MOJOK.CO – Teror kuyang di kampung saya di Kota Cimahi adalah sebuah peristiwa yang tak pernah saya duga akan terjadi di sini. Sedih sekali.
Kuyang itu pernah menggegerkan kampung saya di Kota Cimahi. Pengalaman itu sangat membekas sampai sekarang. Trauma yang sempat membuat saya tidak berani pulang ke rumah di malam hari. Terutama setelah saya memilih kos di dekat sekolah.
Pengalaman ini terjadi pada 2019. Belum lama terjadi dan sampai sekarang rasa takut itu masih terasa segar. Saat itu saya duduk di bangku kelas dua di sebuah SMA di Bandung. Saya dan keluarga asli dari Cimahi. Jarak antara sekolah dan rumah memang jauh. Oleh sebab itu, saya sudah dipasrahi sepeda motor bekas milik bapak saya.
Meskipun masuk ke wilayah Kota Cimahi, rumah saya masuk wilayah kampung. Sebuah kampung dengan banyak pepohonan besar. Favorit saya adalah pohon mangga yang cukup lebat dengan pemandangan bentangan sawah. Dan, di sini, cerita soal kuyang itu berkembang dan menggegerkan kampung.
Rumor yang beredar
Awalnya adalah rumor. Kabar tidak jelas yang dengan cepat menyebar. Warga di kampung membicarakan sebuah hal yang pada awalnya tidak begitu saya pahami.
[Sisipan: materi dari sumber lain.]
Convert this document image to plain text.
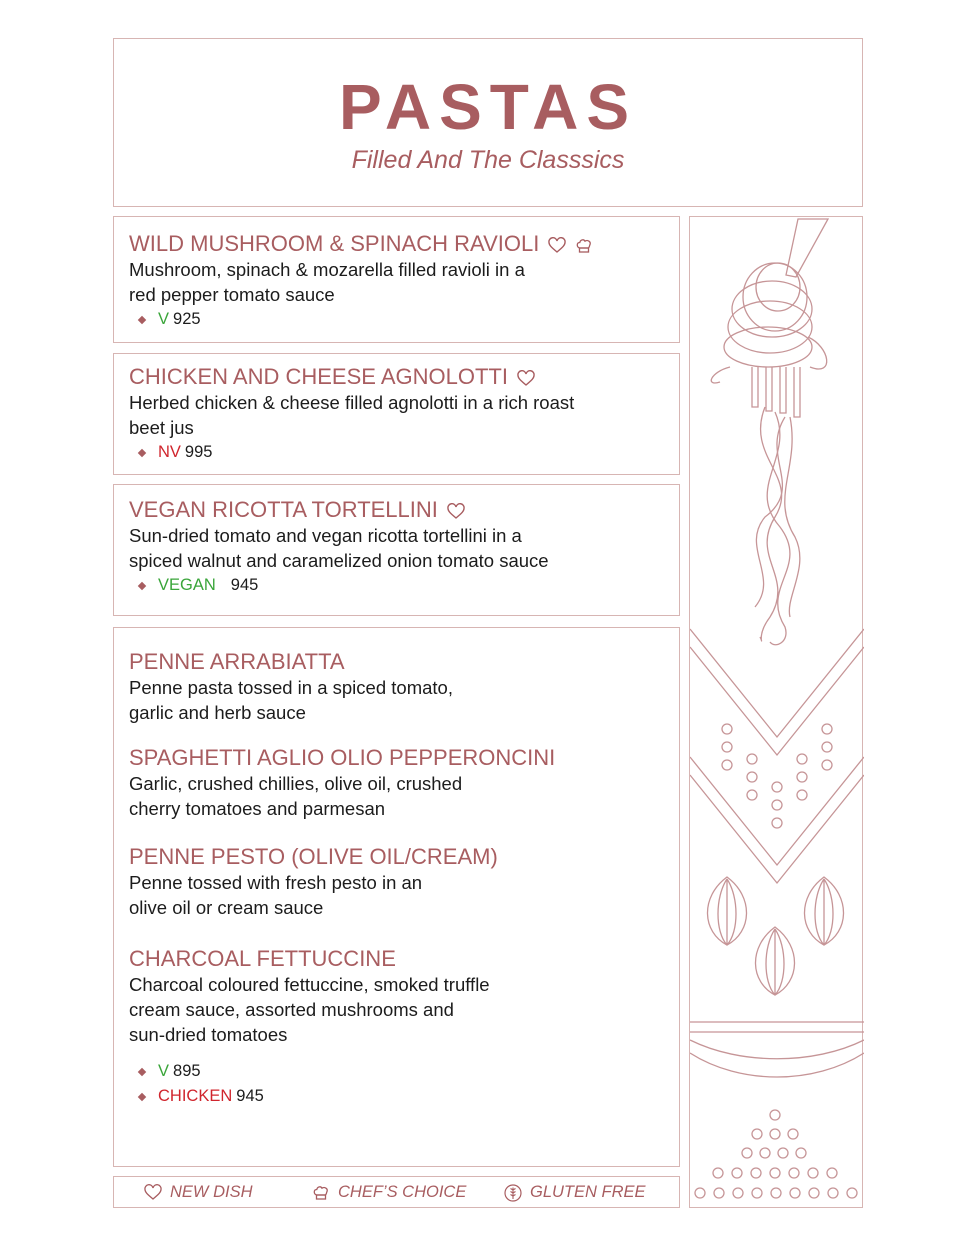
PASTAS
Filled And The Classsics
WILD MUSHROOM & SPINACH RAVIOLI
Mushroom, spinach & mozarella filled ravioli in a
red pepper tomato sauce
V 925
CHICKEN AND CHEESE AGNOLOTTI
Herbed chicken & cheese filled agnolotti in a rich roast
beet jus
NV 995
VEGAN RICOTTA TORTELLINI
Sun-dried tomato and vegan ricotta tortellini in a
spiced walnut and caramelized onion tomato sauce
VEGAN 945
PENNE ARRABIATTA
Penne pasta tossed in a spiced tomato,
garlic and herb sauce
SPAGHETTI AGLIO OLIO PEPPERONCINI
Garlic, crushed chillies, olive oil, crushed
cherry tomatoes and parmesan
PENNE PESTO (OLIVE OIL/CREAM)
Penne tossed with fresh pesto in an
olive oil or cream sauce
CHARCOAL FETTUCCINE
Charcoal coloured fettuccine, smoked truffle
cream sauce, assorted mushrooms and
sun-dried tomatoes
V 895
CHICKEN 945
NEW DISH	CHEF’S CHOICE	GLUTEN FREE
Suatu ketika, ketika sedang berbelanja di warung Bu Imas, diam-diam saya menguping obrolan mereka.
“Bu Imas, kemarin malam katanya Pak RT bawa Pak Ustaz Endang. Memangnya kenapa, Bu, sampai terburu-buru seperti itu?”
“Iya, Bu Ina. Katanya Kuyang balik lagi cari orang.”
“Aduh, kudu hati-hati itu si Mila yang sebentar lagi mau lahiran. Semoga kuyang itu cepat tertangkap, ya.”
Kata “kuyang” itu menyita perhatian saya. Sebuah kata yang jarang didengar di sebuah kampung di Kota Cimahi. Selesai berbelanja, di sebuah kantor pos, saya bertemu guru ngaji dan beberapa teman.
Penasaran, saya pun bertanya kepada mereka. Beberapa teman saya sudah pernah mendengar rumor kuyang. Namun, mereka juga sama tidak paham seperti saya. Sementara itu, guru ngaji kami memilih diam dan tidak mau bercerita.
Pengakuan ibu
Pukul delapan malam, selesai mengaji, saya sudah sampai di rumah. Begitu masuk, ibu langsung menarik lengan saya sembari berbisik.
“Dek, malam ini tidur di kamar Ibu, ya. Malam ini Bapak lembur. Ibu takut, soalnya Ibu sering melihat kuyang itu lewat jendela kamar.”
Akhirnya rasa penasaran saya terjawab. Jadi benar ada sebuah makhluk yang bikin resah warga. Saya yang masih membutuhkan jawaban mengiyakan saja permintaan ibu.
“Iya, Bu. Di kampung sudah ramai soal kuyang itu, tapi nggak ada yang mau cerita. Saya kan baru balik dari Bandung, jadi belum tahu ada apa.”
Ibu mengangguk sembari mewanti-wanti saya untuk tidak bersuara kalau kuyang itu beneran lewat di jendela rumah kami. Saya hanya bisa menelan ludah.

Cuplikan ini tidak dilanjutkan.